FASB’s Shift to More Qualitative Testing of Goodwill Impairment

Under current U.S. generally accepted accounting principles (GAAP), goodwill is not amortized, but is tested at least annually for impairment. If it is determined that the carrying value of the goodwill exceeds its implied fair value, then impairment exists and a loss must be recognized. The impairment loss is equal to the difference between the implied fair value of the goodwill and its carrying value.

On September 15, 2011, the Financial Accounting Standards Board (FASB) issued Accounting Standards Update 2011-08 (ASU 2011-08), which amends the testing procedures for determining impairment. Based on the revised rules, companies now have the option of utilizing a qualitative assessment to determine whether further quantitative analysis is required. The quantitative methodology is still permitted and is typically performed by employing an income and/or market approach. 

ASU 2011-08 applies to both public and non-public entities that have goodwill on their balance sheets and is effective for annual periods beginning after December 15, 2011; however, early adoption is permitted. 

The qualitative assessment determines whether it is more likely than not (i.e., a likelihood of more than 50%) that the fair value is less than its carrying value. If, based on an assessment of qualitative factors, it is determined that the fair value exceeds its carrying amount, then the reporting unit is deemed to have passed the impairment test. Conversely, if this initial qualitative assessment fails to establish that fair value is greater than carrying value, it then becomes necessary to perform the quantitative assessment.
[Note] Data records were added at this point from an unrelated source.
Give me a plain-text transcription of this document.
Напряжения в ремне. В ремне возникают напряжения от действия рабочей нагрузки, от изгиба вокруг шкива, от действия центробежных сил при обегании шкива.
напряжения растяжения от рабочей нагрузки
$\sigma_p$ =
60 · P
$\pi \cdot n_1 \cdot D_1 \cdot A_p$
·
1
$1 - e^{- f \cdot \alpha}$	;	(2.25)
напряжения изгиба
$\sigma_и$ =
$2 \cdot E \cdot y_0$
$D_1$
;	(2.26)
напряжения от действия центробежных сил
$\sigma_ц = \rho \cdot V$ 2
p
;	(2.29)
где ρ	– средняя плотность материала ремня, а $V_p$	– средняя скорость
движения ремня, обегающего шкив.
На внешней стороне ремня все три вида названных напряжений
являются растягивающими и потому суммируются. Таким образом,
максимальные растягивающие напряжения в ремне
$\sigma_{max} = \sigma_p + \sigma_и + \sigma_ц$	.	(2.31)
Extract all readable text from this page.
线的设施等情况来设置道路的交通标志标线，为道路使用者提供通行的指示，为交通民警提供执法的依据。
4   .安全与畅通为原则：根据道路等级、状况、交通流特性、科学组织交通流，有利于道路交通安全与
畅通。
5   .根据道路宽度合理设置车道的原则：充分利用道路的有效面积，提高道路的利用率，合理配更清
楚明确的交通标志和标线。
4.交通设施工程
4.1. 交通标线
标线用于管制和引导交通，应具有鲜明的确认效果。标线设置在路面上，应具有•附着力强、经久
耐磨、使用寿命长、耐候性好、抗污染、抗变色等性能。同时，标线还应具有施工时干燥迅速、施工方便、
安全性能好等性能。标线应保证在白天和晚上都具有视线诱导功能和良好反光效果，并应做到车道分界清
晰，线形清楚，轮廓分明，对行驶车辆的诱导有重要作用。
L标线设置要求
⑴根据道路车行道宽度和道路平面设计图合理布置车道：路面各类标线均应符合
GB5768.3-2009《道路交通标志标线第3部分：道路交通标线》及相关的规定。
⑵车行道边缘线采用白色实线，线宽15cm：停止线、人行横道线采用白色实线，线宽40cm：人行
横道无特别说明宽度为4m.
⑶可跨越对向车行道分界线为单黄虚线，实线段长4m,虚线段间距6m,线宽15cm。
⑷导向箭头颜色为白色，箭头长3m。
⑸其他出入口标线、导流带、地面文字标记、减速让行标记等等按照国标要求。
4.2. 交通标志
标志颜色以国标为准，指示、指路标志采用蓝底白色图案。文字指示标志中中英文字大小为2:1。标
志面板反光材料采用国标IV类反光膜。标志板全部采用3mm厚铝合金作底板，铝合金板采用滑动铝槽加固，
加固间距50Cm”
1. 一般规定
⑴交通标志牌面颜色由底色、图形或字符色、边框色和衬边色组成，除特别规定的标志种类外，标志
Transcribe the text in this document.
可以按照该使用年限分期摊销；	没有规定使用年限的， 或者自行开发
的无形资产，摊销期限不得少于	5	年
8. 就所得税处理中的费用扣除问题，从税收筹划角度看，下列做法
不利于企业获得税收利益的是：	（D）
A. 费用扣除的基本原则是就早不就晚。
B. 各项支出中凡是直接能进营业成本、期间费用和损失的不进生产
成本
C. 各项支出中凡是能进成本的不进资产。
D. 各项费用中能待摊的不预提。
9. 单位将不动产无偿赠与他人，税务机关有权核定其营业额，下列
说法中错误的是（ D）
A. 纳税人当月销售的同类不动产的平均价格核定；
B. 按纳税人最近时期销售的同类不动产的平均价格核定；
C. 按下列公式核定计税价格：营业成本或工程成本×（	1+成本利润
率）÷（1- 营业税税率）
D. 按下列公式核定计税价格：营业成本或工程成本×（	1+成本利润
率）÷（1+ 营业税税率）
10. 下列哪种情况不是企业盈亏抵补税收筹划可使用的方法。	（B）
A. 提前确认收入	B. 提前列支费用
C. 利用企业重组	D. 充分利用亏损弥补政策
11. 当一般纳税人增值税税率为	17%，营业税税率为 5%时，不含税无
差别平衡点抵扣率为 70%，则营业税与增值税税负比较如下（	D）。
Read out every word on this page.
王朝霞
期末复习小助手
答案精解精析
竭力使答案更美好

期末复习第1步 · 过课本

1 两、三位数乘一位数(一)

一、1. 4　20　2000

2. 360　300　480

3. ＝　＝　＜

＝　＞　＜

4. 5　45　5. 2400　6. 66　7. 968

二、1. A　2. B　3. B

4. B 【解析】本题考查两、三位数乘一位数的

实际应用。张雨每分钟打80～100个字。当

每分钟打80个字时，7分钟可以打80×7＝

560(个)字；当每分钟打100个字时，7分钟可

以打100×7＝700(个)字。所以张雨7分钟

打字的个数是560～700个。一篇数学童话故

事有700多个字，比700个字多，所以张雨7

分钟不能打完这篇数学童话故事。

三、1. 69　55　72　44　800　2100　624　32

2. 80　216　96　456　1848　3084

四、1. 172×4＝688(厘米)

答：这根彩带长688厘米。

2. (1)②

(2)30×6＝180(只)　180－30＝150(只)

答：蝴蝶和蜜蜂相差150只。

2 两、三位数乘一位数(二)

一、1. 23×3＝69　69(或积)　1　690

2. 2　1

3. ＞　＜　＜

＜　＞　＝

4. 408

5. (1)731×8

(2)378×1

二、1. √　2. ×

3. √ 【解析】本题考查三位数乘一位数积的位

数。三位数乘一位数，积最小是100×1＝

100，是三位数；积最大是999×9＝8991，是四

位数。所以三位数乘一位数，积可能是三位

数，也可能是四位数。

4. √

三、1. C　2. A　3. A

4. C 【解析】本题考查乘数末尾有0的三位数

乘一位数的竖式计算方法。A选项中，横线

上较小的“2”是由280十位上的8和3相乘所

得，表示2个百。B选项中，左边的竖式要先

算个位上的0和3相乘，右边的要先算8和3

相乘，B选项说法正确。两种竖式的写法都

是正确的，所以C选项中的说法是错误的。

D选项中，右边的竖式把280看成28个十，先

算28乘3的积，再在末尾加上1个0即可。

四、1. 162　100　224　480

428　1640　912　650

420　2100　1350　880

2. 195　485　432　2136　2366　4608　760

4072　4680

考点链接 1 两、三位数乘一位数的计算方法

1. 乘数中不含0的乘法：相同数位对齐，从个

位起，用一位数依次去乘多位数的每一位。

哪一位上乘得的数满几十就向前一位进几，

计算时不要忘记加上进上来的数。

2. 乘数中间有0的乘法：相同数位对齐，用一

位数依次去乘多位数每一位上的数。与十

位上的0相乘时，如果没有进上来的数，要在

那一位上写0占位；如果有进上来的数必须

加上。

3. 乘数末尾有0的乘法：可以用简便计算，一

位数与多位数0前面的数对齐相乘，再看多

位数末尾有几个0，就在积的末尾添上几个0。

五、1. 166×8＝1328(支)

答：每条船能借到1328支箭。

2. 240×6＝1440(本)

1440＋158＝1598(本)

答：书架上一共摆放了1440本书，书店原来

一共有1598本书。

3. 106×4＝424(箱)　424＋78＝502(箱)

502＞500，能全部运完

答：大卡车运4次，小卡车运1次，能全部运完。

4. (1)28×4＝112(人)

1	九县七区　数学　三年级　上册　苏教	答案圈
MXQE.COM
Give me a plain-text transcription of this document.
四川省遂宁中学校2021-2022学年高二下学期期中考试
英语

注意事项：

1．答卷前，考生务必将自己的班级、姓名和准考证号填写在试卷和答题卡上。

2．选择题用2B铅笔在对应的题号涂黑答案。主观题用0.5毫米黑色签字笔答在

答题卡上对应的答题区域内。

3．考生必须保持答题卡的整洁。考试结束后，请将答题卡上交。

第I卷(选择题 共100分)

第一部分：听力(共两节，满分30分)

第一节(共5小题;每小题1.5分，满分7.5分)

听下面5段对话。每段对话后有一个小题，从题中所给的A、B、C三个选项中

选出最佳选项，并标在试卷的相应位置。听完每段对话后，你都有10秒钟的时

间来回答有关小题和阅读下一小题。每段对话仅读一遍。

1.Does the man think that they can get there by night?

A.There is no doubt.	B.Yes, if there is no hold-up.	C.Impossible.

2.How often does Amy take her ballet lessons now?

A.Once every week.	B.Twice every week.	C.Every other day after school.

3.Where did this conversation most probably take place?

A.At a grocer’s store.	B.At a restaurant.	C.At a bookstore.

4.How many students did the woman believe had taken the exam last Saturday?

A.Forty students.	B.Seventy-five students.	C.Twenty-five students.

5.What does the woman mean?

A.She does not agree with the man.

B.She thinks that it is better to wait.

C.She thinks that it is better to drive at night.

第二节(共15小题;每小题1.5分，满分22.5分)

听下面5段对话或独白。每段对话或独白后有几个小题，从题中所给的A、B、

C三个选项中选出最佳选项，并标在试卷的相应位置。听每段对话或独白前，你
ASC 350 provides the following examples of factors to consider in the qualitative assessment:

  • Macro-economic conditions
  • Industry and market considerations
  • Cost factors
  • Overall financial performance
  • Relevant events including changes in management, strategy, customers or litigation
  • Events impacting the reporting unit including changes in carrying value
  • A sustained decrease in share price

The stated purpose of ASU 2011-08 is to reduce the cost and complexity of goodwill impairment testing. However, while the assessment is termed qualitative, certain quantitative analysis and documentation will likely be required to support the concluded assessment. In addition, the reduced cost associated with the qualitative testing may be offset by increased audit fees associated with reviewing the qualitative analysis and associated documentation. Early involvement of an appraiser who has experience in addressing fair value issues may yield savings in terms of time and professional fees.